I used to get Ditchburn's stain from Reeves Goehring. I don't know if he even sells it any more. I bought a half a dozen bottles years ago and still have a little left. I'll be out soon. I'll have to get a hold of Jim Klien and have him mix me up some stain that is REAL red one of these days.
I just noticed that you pores weren't black is all. Just one of those "little things" with me, I like black pores on walnut :youcrazy: Chambers is selling some filler now for walnut, you might give him a call. I believe you dobb it all over the gun and smear it into the wood, then sand it all off after it dries. Beats sanding after every coat anyway.....

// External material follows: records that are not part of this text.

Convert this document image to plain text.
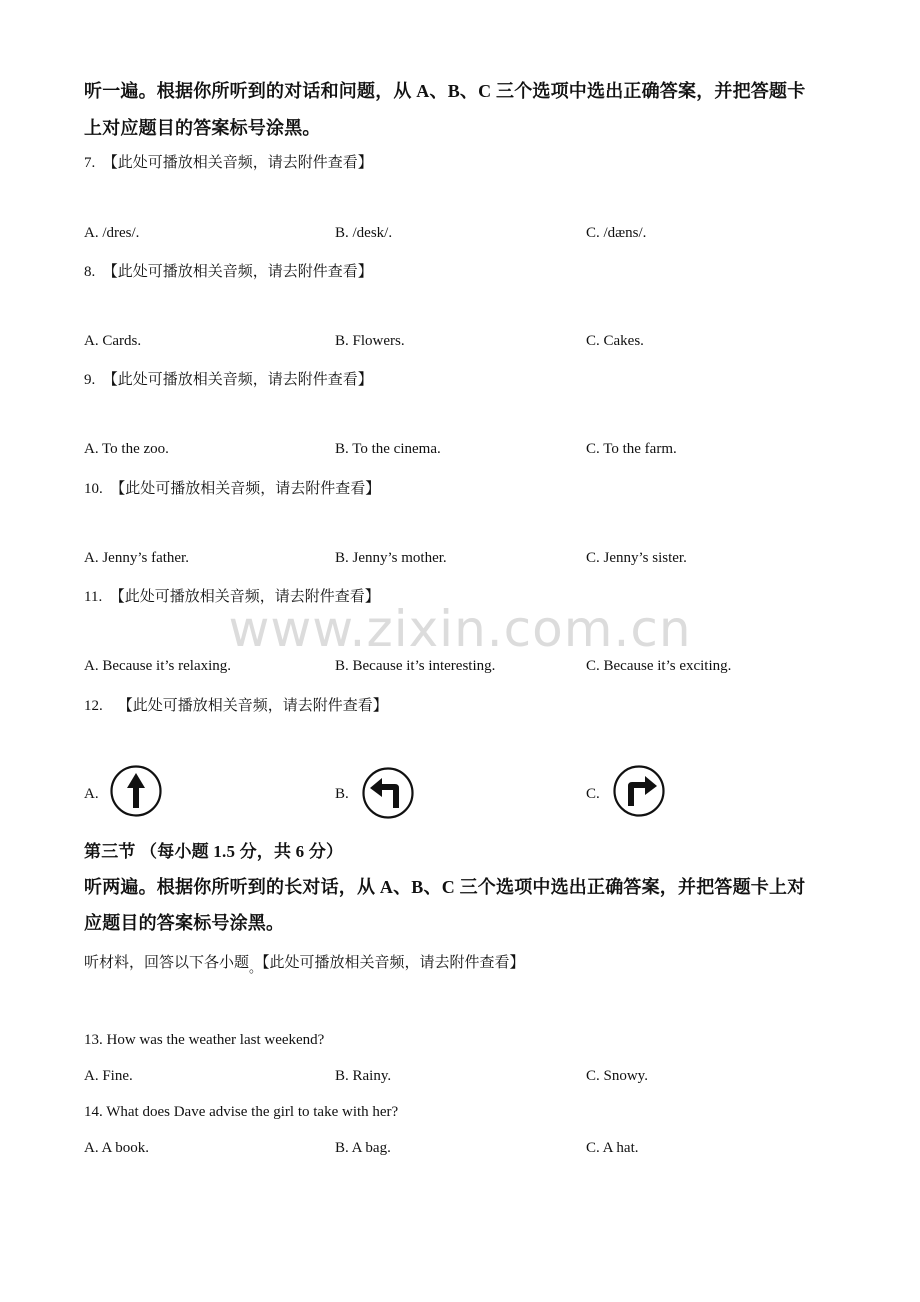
www.zixin.com.cn
听一遍。根据你所听到的对话和问题，从 A、B、C 三个选项中选出正确答案，并把答题卡
上对应题目的答案标号涂黑。
7. 【此处可播放相关音频，请去附件查看】
A. /dres/.	B. /desk/.	C. /dæns/.
8. 【此处可播放相关音频，请去附件查看】
A. Cards.	B. Flowers.	C. Cakes.
9. 【此处可播放相关音频，请去附件查看】
A. To the zoo.	B. To the cinema.	C. To the farm.
10. 【此处可播放相关音频，请去附件查看】
A. Jenny’s father.	B. Jenny’s mother.	C. Jenny’s sister.
11. 【此处可播放相关音频，请去附件查看】
A. Because it’s relaxing.	B. Because it’s interesting.	C. Because it’s exciting.
12. 【此处可播放相关音频，请去附件查看】
A.	B.	C.
第三节 （每小题 1.5 分，共 6 分）
听两遍。根据你所听到的长对话，从 A、B、C 三个选项中选出正确答案，并把答题卡上对
应题目的答案标号涂黑。
听材料，回答以下各小题。【此处可播放相关音频，请去附件查看】
13. How was the weather last weekend?
A. Fine.	B. Rainy.	C. Snowy.
14. What does Dave advise the girl to take with her?
A. A book.	B. A bag.	C. A hat.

Are you going to go out and grind up some skeet with that thing before you give it away? ::
 
Mike, I don't have any experience with fillers but have always been concerned that they may make the wood look, well.......filled. I'ld hate to have the thing end up with the natural grain somehow clouded or obscured. As far as "grinding up skeet" goes, my best success rate for that with any gun is to put them on the ground and smash them with the butt. I DO like to try and am getting a little better but..... I think part of the problem may be that I am trying to learn with a flintlock and am shooting with trap shooters that suggest that I learn with a "real" gun, then go play with "toys". However, I have no desire to shoot ca'tridge or even cap for that matter. I have no intention of shooting it before handing it over. I believe this to be a poor practice as I think it SHOULD be shot first in case some lock performance issue pops up (they usually do). But I don't have any flint to fit it and, in my experience, any performance issues with a Chambers lock will likely be pretty minor.

Cody
 
What is this "grinding up skeet" ????? All I'm able to do with my fowler is miss.... I suppose I do "grind up" leaves and tree limbs.